File Permissions & Associated Security Risks with Magento

Posted on

Magento has been under a lot criticism for it’s Magento Connect Manager requiring “chmod 777″ permissions across your files and folders in order for it to work correctly, this is obviously rather risky from a security point of view and here’s why:

Why you should never use “777” permissions

You should never ever set 777 (read write execute to all) permissions on a file/folder, because if a rootkit makes it’s way into the server – then 777 would give it permission to be executed (meaning very bad times indeed). Effectively by making anybody able to execute stuff on your server, if your server gets compromised for example via a file upload script or a SQL injection, ending up in malicious code being stored somewhere on your web server somewhere, this could mean that this code is able to be executed and who knows what could happen then – depending on the malicious code itself of course. So you have been warned!

Using Magento with safe permissions

If you set your writeable folders to “chmod 775″ and your writeable files to “chmod 664″ this will allow Magento to use these files and folders with Magento Connect Manager absolutely fine. Plus you don’t have the added risk of exposing the execute permissions to anybody. You can quickly set the file and folder permissions to these settings via SSH with the following command:

find . -type d -exec chmod 775 {} ;
find . -type f -exec chmod 664 {} ;

These two commands would recursively set the folders to 775 and files to 664 permissions inside your current directory, so if you wanted to run this over the whole store, change directory to your Magento root folder before running it. Alternatively you can do this via your FTP client, this will take slightly longer than doing it via SSH though.

If this approach this doesn’t work with your Magento Connect Manager, contact your web host and ensure that all the files on your store have the group permissions to all the files set to apache and that your server is running PHP as an apache module (not as a CGI binary).

Hopefully now you can freely use your Magento installation properly with Magento Connect Manager functioning, but keeping your file and folder permission secure.

For even the most complex eCommerce projects, contact iWeb.

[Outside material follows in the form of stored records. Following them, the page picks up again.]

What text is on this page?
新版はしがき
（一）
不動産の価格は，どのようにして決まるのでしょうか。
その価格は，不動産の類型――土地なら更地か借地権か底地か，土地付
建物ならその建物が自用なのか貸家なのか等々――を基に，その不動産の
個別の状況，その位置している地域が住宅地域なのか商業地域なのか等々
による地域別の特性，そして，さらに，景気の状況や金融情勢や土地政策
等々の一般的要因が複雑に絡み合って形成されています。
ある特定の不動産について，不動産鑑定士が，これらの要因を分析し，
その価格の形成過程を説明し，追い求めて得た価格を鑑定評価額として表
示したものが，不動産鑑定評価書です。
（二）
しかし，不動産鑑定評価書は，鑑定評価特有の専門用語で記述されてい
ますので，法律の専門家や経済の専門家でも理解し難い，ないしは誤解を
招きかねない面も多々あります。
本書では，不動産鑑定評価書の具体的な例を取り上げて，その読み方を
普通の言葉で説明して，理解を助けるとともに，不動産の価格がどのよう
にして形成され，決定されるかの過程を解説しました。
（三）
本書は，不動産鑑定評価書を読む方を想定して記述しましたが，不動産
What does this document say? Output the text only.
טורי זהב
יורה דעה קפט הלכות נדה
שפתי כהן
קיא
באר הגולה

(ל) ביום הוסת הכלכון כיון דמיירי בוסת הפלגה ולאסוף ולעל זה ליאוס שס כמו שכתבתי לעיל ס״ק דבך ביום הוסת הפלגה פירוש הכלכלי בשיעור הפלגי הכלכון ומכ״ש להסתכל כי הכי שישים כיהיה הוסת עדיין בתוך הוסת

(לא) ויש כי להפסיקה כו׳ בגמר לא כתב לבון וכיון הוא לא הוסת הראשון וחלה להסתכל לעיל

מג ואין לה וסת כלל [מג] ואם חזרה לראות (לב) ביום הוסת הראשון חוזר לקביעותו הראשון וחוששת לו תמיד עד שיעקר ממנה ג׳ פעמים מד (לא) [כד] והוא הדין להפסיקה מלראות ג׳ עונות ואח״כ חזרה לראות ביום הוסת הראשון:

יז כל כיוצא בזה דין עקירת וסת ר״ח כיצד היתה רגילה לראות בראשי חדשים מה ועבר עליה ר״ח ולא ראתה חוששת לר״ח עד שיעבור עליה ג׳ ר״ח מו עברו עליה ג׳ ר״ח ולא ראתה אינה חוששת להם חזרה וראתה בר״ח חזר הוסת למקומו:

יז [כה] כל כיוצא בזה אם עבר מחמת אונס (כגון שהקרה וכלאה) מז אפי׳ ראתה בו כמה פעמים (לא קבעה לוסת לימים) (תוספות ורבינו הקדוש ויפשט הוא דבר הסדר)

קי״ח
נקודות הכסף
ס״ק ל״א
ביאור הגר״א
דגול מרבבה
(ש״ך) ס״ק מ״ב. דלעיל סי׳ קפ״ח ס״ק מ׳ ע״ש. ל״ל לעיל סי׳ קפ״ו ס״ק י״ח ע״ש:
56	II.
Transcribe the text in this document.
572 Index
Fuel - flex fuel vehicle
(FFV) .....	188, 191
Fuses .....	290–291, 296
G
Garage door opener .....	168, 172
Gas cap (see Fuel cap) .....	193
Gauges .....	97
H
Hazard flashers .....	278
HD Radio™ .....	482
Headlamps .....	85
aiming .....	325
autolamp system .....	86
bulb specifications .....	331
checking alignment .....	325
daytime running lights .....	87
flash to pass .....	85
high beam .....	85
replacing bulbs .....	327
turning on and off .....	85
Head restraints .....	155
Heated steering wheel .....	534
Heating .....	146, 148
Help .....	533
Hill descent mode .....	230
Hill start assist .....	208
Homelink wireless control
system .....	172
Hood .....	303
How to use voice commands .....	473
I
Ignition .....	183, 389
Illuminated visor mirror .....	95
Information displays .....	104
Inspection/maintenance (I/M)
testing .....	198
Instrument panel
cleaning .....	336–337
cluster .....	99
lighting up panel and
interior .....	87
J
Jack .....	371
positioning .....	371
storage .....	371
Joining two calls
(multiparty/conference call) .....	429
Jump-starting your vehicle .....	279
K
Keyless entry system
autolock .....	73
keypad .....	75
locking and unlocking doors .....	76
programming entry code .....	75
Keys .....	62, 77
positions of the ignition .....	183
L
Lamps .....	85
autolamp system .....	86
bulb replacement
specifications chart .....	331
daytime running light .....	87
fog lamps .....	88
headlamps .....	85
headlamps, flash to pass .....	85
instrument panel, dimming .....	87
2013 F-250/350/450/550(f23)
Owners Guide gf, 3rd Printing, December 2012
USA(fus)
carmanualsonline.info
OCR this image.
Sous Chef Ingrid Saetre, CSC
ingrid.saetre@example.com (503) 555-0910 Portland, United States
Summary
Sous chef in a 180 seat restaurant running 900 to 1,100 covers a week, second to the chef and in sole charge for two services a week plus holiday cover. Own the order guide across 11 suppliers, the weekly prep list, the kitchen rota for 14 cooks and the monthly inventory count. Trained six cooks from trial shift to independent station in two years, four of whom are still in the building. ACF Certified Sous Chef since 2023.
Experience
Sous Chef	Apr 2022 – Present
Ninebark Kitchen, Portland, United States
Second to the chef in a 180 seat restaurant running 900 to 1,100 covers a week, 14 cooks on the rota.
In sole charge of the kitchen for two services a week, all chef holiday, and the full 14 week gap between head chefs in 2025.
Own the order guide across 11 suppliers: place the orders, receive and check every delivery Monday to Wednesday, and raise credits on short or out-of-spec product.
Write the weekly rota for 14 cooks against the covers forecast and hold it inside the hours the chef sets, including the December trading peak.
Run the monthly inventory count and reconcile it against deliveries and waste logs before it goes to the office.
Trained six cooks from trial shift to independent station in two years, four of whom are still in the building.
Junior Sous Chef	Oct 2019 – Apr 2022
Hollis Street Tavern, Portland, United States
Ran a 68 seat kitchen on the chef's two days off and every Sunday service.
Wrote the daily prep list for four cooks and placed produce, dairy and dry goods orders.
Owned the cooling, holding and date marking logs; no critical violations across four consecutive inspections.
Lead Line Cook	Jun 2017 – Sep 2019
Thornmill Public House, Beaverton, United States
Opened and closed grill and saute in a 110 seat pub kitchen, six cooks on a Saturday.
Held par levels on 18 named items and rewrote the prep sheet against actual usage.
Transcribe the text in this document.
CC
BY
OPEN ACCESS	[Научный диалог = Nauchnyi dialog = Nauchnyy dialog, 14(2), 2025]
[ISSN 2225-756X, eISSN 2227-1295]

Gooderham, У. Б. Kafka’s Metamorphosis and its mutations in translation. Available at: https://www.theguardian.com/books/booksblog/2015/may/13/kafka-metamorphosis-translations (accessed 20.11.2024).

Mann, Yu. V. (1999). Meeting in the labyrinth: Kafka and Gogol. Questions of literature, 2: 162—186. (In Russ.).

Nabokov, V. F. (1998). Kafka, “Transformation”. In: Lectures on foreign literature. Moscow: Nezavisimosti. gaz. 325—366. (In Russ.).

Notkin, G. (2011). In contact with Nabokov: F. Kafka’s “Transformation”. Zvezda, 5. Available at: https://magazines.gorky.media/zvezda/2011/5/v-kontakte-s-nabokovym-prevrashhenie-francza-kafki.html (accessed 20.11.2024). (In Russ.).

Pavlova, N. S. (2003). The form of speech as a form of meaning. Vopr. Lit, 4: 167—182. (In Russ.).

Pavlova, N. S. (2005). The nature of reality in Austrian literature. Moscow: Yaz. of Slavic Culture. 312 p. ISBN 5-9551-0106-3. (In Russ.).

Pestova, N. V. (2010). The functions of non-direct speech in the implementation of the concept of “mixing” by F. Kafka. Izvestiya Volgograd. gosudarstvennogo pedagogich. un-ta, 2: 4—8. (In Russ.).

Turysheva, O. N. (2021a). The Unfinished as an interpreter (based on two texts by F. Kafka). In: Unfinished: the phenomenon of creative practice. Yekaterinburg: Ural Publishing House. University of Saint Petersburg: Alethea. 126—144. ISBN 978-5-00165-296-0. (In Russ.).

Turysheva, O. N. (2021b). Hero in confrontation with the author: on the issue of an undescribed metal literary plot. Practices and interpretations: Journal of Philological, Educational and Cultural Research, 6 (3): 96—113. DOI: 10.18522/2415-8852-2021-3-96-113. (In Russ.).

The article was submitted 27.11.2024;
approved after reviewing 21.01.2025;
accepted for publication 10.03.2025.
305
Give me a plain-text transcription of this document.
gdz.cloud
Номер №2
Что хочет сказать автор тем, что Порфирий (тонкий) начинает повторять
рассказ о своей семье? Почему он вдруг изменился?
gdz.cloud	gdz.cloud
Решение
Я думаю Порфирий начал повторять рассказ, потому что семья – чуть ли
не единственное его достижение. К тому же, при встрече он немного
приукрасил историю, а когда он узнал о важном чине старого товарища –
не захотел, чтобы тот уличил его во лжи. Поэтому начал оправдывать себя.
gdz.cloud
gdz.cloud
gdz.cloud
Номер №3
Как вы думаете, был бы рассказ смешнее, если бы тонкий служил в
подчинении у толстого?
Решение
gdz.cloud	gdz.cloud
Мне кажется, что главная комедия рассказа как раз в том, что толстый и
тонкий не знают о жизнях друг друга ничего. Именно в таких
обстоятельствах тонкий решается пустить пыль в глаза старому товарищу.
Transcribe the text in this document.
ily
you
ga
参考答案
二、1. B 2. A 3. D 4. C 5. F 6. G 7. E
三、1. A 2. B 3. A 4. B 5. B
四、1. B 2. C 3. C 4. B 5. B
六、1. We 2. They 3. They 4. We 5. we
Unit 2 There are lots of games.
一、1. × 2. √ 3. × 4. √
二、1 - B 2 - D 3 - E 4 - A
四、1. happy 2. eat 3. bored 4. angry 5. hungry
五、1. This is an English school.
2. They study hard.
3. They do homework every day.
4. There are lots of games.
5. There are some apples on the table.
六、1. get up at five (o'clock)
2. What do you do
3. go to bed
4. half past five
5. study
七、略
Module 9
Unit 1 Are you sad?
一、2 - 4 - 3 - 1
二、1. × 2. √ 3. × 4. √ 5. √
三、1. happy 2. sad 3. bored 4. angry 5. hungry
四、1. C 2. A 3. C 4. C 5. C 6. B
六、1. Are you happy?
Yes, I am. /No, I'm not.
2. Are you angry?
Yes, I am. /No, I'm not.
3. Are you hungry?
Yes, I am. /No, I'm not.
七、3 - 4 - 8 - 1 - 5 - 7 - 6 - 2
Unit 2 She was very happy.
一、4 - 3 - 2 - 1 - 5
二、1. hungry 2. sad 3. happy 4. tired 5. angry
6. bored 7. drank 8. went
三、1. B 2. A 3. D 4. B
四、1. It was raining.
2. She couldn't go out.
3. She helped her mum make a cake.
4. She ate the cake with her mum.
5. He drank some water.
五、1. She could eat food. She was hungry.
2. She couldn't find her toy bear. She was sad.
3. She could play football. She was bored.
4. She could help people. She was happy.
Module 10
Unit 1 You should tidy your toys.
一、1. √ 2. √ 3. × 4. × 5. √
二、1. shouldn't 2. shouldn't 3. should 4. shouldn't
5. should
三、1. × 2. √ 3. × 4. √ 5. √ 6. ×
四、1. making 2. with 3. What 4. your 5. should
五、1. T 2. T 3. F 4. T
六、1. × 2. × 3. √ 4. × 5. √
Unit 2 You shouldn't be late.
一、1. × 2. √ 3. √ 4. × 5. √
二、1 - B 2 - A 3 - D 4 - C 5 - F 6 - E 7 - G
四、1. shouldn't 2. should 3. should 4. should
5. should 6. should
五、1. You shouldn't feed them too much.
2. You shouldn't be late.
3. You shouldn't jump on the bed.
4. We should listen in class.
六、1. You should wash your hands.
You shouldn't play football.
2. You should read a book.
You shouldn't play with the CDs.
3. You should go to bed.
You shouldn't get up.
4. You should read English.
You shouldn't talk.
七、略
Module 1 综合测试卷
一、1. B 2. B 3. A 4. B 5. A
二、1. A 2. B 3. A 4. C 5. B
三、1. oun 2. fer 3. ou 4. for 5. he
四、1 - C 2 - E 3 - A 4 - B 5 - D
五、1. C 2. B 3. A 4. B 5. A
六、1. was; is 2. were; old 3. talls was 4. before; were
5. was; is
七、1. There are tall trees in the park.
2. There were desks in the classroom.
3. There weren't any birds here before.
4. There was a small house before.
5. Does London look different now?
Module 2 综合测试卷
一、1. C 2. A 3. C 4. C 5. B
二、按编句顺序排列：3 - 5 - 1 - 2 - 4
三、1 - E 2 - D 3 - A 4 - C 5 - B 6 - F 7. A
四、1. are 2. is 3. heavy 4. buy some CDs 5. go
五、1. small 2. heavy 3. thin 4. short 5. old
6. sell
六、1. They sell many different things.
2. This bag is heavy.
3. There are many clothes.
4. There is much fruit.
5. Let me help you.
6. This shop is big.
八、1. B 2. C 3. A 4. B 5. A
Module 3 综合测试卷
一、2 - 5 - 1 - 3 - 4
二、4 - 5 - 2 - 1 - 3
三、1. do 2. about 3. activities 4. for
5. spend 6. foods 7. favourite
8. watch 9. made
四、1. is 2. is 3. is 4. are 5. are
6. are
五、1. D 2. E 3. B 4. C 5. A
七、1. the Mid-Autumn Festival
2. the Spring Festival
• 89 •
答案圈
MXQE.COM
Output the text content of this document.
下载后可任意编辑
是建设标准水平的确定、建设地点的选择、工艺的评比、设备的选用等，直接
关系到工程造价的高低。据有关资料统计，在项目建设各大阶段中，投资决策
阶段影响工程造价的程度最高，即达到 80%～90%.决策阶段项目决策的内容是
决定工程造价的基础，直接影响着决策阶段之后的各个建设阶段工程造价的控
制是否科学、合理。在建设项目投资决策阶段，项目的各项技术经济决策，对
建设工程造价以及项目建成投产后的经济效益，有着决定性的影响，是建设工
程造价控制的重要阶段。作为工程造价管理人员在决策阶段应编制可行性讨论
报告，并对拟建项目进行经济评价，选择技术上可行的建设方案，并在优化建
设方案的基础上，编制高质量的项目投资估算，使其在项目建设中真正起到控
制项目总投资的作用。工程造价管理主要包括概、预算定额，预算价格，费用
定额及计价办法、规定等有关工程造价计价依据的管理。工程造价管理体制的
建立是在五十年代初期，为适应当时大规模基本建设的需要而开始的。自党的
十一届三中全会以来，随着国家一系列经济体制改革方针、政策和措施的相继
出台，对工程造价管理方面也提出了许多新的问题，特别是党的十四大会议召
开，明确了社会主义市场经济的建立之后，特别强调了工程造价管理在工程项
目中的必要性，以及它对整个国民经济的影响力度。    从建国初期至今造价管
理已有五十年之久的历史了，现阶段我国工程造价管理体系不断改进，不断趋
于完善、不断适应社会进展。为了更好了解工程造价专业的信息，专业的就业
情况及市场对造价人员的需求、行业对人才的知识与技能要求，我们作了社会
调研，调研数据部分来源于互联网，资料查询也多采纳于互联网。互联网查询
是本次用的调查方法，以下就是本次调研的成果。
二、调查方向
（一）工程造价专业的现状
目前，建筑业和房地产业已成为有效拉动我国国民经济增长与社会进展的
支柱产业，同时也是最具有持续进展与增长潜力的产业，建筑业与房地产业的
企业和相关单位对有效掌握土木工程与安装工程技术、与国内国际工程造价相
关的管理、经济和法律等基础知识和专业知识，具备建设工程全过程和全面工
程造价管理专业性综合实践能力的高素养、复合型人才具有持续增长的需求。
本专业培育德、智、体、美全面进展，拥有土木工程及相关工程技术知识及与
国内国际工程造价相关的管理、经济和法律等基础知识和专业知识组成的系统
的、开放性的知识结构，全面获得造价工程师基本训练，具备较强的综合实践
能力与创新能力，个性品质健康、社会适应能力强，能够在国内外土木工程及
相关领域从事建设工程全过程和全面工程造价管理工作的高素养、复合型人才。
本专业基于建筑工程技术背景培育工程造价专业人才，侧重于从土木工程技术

Call today for a free no obligation chat on
01785 279 920 or send us your brief

  • Tom

    I’m facing an issue with permissions in magento. My extension has a user image upload, in order for this to function the media/catalog/product + subs need 777 permissions. Any way around this or is it ok if its only these folders?

    • Bas Mostert

      It depends on your hosting set up. If the user account that you log in with via FTP is in the same unix user group as your webserver (on Ubuntu linux installations, the apache webserver runs under a username and group name of www-data), you can use 775 for your permissions. Permissions of 775 mean that the unix group (and therefore all users within it) have read, write & execute permissions on that file/directory.

      If you do not have control over your user group assignments and your user account is not in the same unix group as the web server, there is unfortunately no way around having to assign 777 to media/catalog/product.